In 4.2.3 for example, the do_devmon.c RRD code doesn't actually
implement what is documented
What is not implemented?
Where do you see this documented?
There is one fix that I have committed in svn (Xymon 4.2 branch, Xymon 4.3
branch, devmon svn). I am not aware of any other requests or bugs filed on the
devmon rrd collector.
and I use a perl script with --extra-script
instead
Is this the one shipped with devmon, or would you like to contribute a better
one?
Various RRD handlers are in hobbitd/rrd/do_*.c
Looking at the code for xstrdup in lib/memory.c as below you should
check your logs - it's probably getting called with a NULL pointer
(unlikely you're out of memory), but the logs should tell you.
char *xstrdup(const char *s)
{
char *result;
if (s == NULL) {
errprintf("xstrdup: Cannot dup NULL string\n");
abort();
}
result = strdup(s);
if (result == NULL) {
errprintf("xstrdup: Out of memory\n");
abort();
}
#ifdef MEMORY_DEBUG
add_to_memlist(result, strlen(result)+1);
#endif
return result;
}
xstrdup is called twice in do_netapp_extratest_rrd, but seeing the string that
it's aborting on would help narrow it down.
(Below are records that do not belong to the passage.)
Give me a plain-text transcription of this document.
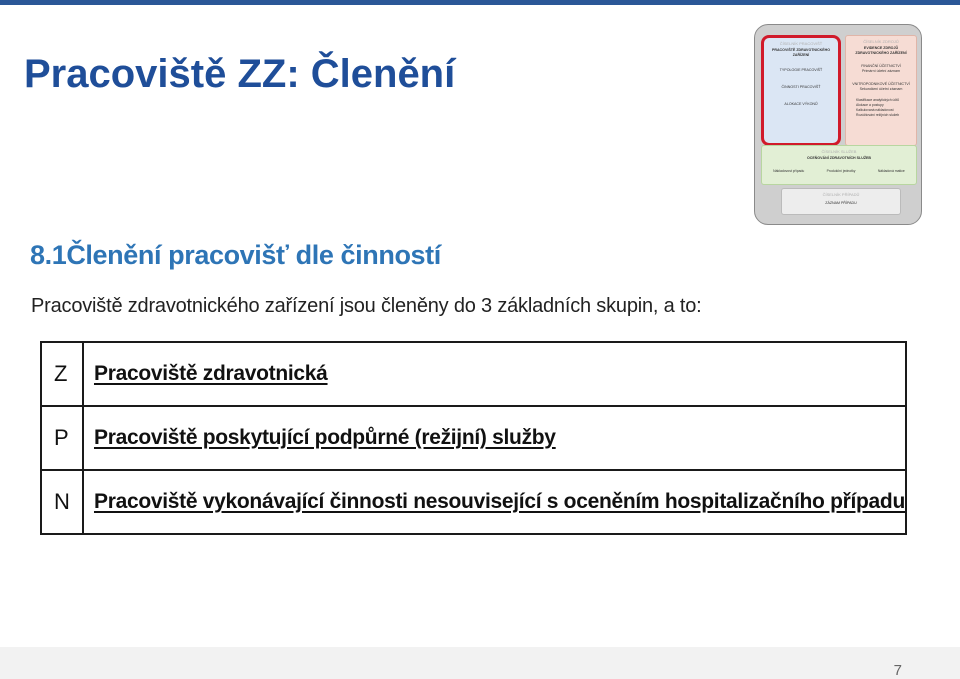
Pracoviště ZZ: Členění
ČÍSELNÍK PRACOVIŠŤ
PRACOVIŠTĚ ZDRAVOTNICKÉHO ZAŘÍZENÍ
TYPOLOGIE PRACOVIŠŤ
ČINNOSTI PRACOVIŠŤ
ALOKACE VÝKONŮ
ČÍSELNÍK ZDROJŮ
EVIDENCE ZDROJŮ ZDRAVOTNICKÉHO ZAŘÍZENÍ
FINANČNÍ ÚČETNICTVÍ
Primární účetní záznam
VNITROPODNIKOVÉ ÚČETNICTVÍ
Sekundární účetní záznam
Klasifikace analytických účtů
Alokace a postupy
Kalkulovaná nákladovost
Rozúčtování režijních služeb
ČÍSELNÍK SLUŽEB
OCEŇOVÁNÍ ZDRAVOTNÍCH SLUŽEB
Nákladovost případu	Produkční jednotky	Nákladová matice
ČÍSELNÍK PŘÍPADŮ
ZÁZNAM PŘÍPADU
8.1Členění pracovišť dle činností

Pracoviště zdravotnického zařízení jsou členěny do 3 základních skupin, a to:

Z	Pracoviště zdravotnická
P	Pracoviště poskytující podpůrné (režijní) služby
N	Pracoviště vykonávající činnosti nesouvisející s oceněním hospitalizačního případu
7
If you can provide the status
message that made hobbitd_rrd crash (retrieve it using: bb localhost
'hobbitdlog hostname.testname') it can be used to reproduce this by someone
trying to fix the bug.
Note that as of 5.30pm today the logs for rrd-status.log is 127MB full of
errors, which span over 607625 lines (this is just for today, we roll the
logs each night). This seems abnormally large to me and I think
eventually this is crashing the server.
It is still unlikely that this has anything to do with hobbitd_rrd crashing.
Regards,
Buchan